Berdasarkan waktu penyelenggaraannya, ada dua gaya sintren, yaitu:
8.
Sintren yang sengaja diselenggarakan
bebas, tanpa terbatas dengan wayah (waktu yang biasanya berkaitan dengan
musim). Sintren jenis ini sering dipentaskan di berbagai acara hajatan
pernikahan, sunatan atau sekedar penyambutan tamu dalam acara pemerintahan.
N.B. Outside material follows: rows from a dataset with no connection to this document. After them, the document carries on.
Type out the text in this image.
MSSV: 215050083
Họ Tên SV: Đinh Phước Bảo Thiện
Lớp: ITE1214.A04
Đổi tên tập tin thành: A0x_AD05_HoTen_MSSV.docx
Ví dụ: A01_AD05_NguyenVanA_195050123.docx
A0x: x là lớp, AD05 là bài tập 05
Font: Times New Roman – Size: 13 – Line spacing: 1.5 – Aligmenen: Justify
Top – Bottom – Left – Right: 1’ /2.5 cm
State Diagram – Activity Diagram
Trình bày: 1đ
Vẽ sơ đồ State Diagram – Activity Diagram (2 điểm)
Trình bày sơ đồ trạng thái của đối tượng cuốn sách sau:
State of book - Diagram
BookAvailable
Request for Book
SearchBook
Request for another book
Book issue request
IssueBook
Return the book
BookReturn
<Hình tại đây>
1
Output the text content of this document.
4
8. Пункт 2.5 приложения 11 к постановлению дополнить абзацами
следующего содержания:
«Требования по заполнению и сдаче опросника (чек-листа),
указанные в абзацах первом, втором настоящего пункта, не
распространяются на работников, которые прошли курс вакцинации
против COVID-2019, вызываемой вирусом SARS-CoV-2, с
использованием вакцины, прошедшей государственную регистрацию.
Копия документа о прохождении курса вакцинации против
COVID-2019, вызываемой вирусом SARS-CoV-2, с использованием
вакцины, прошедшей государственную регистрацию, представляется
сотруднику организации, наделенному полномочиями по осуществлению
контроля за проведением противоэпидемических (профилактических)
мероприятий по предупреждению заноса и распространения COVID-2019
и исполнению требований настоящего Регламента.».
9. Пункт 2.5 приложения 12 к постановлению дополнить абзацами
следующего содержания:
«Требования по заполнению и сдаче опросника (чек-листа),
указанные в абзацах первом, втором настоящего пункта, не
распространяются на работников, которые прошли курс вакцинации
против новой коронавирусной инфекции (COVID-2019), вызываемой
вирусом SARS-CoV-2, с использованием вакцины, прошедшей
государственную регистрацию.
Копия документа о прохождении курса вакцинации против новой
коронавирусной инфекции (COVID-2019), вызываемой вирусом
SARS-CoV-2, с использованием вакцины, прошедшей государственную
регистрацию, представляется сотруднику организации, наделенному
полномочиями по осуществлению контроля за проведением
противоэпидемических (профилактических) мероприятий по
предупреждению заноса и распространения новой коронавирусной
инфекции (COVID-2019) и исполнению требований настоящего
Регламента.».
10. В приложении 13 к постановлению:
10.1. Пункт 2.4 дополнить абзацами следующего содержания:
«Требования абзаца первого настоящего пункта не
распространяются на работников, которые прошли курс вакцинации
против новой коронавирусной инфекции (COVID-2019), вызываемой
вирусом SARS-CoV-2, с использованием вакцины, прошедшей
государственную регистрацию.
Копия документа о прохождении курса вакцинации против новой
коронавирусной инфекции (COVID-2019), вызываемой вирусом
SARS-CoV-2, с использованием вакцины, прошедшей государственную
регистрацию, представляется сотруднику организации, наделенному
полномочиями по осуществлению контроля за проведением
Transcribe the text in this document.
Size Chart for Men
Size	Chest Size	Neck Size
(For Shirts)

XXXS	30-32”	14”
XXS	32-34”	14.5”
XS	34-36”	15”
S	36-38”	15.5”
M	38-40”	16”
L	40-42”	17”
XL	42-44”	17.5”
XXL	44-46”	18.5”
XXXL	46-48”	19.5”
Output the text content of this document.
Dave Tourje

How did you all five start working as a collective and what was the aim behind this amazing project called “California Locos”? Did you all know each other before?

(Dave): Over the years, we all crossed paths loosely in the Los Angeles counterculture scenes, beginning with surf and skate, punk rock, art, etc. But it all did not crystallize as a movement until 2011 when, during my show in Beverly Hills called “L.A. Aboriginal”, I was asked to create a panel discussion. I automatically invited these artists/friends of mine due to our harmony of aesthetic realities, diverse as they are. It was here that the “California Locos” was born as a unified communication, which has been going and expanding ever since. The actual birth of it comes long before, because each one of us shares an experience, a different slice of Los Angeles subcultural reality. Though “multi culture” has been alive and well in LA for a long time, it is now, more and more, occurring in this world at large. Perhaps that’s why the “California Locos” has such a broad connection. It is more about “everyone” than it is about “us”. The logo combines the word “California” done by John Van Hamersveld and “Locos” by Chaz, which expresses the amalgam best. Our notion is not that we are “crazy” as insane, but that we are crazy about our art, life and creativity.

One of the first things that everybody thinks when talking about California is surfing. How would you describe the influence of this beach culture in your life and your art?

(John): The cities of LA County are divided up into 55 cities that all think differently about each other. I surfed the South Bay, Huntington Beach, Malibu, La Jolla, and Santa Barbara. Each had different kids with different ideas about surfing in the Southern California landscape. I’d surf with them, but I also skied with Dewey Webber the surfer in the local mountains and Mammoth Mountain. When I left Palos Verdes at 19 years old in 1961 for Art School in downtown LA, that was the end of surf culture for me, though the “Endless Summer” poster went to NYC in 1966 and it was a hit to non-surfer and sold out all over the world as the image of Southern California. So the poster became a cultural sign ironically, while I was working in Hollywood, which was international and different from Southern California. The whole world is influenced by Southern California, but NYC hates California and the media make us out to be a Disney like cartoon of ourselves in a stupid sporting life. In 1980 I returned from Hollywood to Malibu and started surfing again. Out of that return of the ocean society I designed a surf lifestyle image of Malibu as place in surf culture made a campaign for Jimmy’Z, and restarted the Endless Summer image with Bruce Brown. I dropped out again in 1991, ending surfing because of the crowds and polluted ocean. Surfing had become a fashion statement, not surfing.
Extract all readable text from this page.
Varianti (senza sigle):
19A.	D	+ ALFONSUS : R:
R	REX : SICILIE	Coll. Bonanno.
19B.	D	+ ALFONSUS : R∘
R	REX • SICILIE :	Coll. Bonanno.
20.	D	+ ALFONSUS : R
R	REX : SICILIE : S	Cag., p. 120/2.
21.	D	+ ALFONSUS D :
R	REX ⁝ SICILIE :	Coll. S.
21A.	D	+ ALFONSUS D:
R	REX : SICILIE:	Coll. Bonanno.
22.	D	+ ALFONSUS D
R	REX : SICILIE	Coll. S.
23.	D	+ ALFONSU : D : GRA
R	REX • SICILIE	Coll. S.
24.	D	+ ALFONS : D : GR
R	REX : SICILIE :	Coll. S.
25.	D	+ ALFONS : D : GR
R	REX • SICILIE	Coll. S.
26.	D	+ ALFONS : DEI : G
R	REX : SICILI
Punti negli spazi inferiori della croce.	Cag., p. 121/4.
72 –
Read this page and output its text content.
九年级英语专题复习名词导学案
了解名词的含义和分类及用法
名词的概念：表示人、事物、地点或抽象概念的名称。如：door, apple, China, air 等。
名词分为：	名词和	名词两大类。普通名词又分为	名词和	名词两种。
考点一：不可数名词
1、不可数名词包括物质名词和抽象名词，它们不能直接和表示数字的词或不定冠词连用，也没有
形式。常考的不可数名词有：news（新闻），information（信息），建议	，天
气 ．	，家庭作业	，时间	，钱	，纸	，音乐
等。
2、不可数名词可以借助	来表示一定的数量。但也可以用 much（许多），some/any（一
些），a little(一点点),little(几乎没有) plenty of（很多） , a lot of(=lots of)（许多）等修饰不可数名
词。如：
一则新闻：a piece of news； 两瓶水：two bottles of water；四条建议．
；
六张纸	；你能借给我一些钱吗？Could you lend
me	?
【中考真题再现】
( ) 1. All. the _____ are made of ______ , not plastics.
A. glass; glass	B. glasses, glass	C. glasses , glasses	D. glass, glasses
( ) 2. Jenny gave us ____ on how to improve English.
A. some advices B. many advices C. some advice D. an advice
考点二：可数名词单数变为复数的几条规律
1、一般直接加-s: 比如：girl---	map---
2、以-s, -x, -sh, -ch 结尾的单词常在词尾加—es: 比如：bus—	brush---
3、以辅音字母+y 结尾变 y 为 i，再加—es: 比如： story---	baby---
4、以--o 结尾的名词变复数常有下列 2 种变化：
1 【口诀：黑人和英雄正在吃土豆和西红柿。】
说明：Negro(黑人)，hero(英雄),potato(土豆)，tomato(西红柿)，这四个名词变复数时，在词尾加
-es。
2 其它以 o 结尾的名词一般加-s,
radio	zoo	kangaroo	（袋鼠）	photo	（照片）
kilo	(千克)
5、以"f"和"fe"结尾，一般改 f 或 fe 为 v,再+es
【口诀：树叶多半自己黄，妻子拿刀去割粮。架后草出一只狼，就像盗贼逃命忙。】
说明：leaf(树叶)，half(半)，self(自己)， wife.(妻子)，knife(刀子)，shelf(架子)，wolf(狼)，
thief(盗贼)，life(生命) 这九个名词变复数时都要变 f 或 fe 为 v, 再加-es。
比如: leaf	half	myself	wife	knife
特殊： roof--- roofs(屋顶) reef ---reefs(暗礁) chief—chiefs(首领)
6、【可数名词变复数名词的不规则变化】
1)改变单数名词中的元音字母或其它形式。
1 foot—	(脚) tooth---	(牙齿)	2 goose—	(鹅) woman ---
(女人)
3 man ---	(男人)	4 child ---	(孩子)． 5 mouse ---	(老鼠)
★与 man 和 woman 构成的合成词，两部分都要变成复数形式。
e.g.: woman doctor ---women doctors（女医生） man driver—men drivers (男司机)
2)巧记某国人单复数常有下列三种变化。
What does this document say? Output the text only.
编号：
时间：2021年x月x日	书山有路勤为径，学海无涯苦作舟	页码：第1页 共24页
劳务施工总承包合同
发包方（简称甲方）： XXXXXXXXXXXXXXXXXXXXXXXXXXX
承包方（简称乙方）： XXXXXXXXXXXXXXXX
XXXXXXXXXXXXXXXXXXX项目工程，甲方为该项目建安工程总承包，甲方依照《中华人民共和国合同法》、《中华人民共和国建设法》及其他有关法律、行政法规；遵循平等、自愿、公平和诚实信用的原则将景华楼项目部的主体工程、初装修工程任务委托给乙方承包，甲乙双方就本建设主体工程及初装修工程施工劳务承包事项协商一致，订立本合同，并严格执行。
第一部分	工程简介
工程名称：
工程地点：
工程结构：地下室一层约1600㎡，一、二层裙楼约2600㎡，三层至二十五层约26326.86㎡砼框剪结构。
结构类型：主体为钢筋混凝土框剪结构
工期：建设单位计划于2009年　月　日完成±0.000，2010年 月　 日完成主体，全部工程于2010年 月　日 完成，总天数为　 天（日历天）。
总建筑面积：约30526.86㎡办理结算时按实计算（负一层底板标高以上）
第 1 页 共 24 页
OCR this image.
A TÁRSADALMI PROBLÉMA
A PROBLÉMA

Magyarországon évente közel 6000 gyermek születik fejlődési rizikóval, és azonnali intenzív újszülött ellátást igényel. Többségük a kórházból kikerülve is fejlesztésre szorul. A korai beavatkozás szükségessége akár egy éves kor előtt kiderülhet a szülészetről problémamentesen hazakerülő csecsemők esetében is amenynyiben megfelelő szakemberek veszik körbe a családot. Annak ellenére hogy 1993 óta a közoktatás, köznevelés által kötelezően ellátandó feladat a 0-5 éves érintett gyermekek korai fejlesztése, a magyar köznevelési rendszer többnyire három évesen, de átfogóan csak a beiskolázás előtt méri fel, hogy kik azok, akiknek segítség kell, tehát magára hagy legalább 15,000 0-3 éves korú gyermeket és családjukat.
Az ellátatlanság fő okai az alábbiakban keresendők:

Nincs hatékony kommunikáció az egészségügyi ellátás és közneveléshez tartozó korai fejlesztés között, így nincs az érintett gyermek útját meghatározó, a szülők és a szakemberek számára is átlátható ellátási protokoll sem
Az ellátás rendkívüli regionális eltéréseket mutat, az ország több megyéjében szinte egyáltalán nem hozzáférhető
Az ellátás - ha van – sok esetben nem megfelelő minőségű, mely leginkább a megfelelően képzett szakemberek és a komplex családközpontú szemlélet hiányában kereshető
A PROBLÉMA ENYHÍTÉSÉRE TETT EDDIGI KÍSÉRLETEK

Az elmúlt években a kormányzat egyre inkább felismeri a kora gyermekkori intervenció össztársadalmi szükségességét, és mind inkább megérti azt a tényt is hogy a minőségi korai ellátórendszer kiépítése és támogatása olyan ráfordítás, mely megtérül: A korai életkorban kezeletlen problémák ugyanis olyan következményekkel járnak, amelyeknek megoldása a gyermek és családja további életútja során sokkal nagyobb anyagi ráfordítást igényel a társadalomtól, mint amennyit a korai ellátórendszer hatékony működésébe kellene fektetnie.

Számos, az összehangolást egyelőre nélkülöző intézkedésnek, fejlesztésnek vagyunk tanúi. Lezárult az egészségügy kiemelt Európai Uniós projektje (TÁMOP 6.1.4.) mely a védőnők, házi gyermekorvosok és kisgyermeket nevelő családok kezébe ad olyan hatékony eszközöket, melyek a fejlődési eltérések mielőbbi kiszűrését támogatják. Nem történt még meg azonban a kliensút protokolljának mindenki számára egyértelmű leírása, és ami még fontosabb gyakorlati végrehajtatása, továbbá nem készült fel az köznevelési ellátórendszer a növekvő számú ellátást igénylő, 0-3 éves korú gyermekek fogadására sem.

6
Sintren ini diiringi musik tarling dangdut. Pelaku utama sintren tak hanya satu
sintren wanita saja sebagai bendara (tuan perempuan), melainkan ditambah
satu sintren pria (biasa disebut lais), dan empat orang pemuda yang
bertugas menghibur yang biasa disebut bodor. Lais bias dimainkan
terpisah dengan satu lais dan empat bodor.
9.
Sintren yang penyelenggaraannya
diadakan dalam waktu-waktu tertentu, biasanya diadakan pada saat kemarau
panjang, selama 35 sampai dengan 40 hari. Sintren jenis ini dipercaya sebagai
ritual pemanggil hujan. Sintren terdiri dari satu bendara wanita dan
empat orang bodor.
Ritual Sintren Bebas dan Sintren Pemanggil Hujan nyaris
sama, yaitu dimulai dengan koor nyanyian “turun sintren” oleh maksimal sepuluh
atau minimal dua penyanyi. Si wanita calon sintren duduk bersila memangku cepon
berisi mahkota, kaca mata hitam, selendang, aksesoris (biasanya rangkaian bunga
melati panjang), dan alat rias. Setelah pawang sintren membacakan mantra-mantra
di sebuah cobek yang berisi bara dan ditaburi kemenyan (masyarakat pesisir
biasa menyebutnya prekuyan). Kemudian gadis calon sintren ditutupi
kurungan ayam berukuran besar yang sudah dibalut dengan kain penutup warna
merah dan kuning. Sementara koor penyanyi tidak berhenti selama kurang lebih 5
sampai 10 menit lalu kurungan ayam yang dipakai untuk mengurungi si gadis
dibuka, keajaiban pun terjadi, si gadis yang sebelum masuk kurungan hanya
berpakaian biasa sudah berubah menjadi gadis yang bersolek cantik, bibir merah,
bermahkota dan rangkaian bunga melati menjulur ke bawah, tersemat di kanan dan
kiri telinganya, bak ratu kerajaan dengan selendang panjang yang menjuntai
simetris di samping pinggul. Si Gadis sudah menjadi sintren atau ndara
bagi calon bodor-bodornya yang belum direkrut yang lalu dengan spontan
menari dengan gemulai mengikuti rentak gendang kempul dan nyanyian “turun
sintren”.
BUSANA
10.
Baju keseharian biasa
11.
Baju golek (baju tanpa lenganyang biasa
digunakan dalam tari golek)
12.
Kain jarit untuk bawahan
13.
Celana cinde (celana tiga perempat
yang panjangnya sampai lutut)
14.
Sampur
15.
Jamang (hiasan rambut di kepala,
untaian bunga melati di kanan dan koncer di kiri telinga)
16.
Sabuk
17.
Kaus kaki hitam atau putih
18.
Kaca mata hitam. Berfungsi sebagai
penutup mata selama penari selalu memejamkan mata akibat tidak sadarkan diri.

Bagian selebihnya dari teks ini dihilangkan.